Nope, and some train company exec is not suitably qualified to decree that a criminal offence has been committed when the Police disagree, I'd say. So this would appear to be a case of some pompous, puffed-up, lazy pratts at London Midland making a great big deal out of a very minor 'problem'.

So what was the state of play before this grand new display of clunking fist power by London Midland? Well, whether vaping was prohibited by their charter or not, if a passenger felt discomforted or inconvenienced by someone vaping, they could complain. If the vaper then continued, wilfully, it would become a contravention of a railway by-law.

And what is the situation now? Well, exactly the same. It doesn't matter whether London Midland have an opinion one way or another, their charter doesn't create a criminal offence, and the by-law is only contravened if a vaper persists when asked to stop. A complete waste of time then, and a further hysterical restriction on e-cigs which the Royal College of Physicians have said should be widely encouraged.
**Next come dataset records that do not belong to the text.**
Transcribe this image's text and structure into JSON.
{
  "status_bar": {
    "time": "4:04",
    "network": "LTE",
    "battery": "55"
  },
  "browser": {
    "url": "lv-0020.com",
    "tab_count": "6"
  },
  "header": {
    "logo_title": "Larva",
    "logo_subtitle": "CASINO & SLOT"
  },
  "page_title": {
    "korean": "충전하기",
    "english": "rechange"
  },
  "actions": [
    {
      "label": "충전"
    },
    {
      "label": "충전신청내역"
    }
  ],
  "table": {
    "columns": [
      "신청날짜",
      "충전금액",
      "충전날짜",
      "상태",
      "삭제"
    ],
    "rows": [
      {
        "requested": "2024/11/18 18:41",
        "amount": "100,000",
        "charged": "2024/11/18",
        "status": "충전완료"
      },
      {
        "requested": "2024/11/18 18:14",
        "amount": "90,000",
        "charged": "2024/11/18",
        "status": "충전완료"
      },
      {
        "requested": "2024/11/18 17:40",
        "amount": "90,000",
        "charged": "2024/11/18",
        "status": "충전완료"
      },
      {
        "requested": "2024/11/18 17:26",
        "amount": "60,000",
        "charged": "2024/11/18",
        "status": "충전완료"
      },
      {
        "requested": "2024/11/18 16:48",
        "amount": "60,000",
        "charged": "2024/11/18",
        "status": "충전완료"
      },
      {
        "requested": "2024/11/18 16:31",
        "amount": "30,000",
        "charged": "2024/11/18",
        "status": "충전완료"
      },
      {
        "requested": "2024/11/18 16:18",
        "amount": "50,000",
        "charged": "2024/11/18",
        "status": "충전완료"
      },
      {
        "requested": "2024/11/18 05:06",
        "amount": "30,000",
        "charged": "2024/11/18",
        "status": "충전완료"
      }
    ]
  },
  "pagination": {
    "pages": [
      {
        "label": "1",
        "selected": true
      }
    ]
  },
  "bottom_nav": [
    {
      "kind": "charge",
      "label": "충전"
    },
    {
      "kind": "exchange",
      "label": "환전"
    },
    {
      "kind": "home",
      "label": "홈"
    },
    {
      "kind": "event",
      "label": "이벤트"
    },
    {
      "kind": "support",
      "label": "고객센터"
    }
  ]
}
Instead of a neanderthal show of widespread corporate ignorance, if London Midland had any bright sparks working for them, they could have instead adopted an inclusive policy like this advanced by ECITA a couple of years ago.
In order to ensure that customers are fully informed, we recommend the installation of signage, such as this:

so that those who wish to use electronic cigarettes are reminded to do so discreetly, and to treat their fellow passengers with courtesy and respect, while also informing those customers who do not wish to use such products that they can expect the products to be used in a minimally invasive or offensive way – and can report any misbehaviour in this regard. We believe that this is the appropriate balance to strike for this type of public environment. If such a policy were adopted by UK train operators, then they could be – at least in some small way – contributing to improvements in UK public health, rather than risking being a potential cause of harm.
Sadly, London Midland is staffed - from Twitter monkey right up to board level - by people with about as much acumen, common sense and imagination as a garden gnome.

Still, that's probably why they've just lost the franchise. Oh dear what a pity never mind.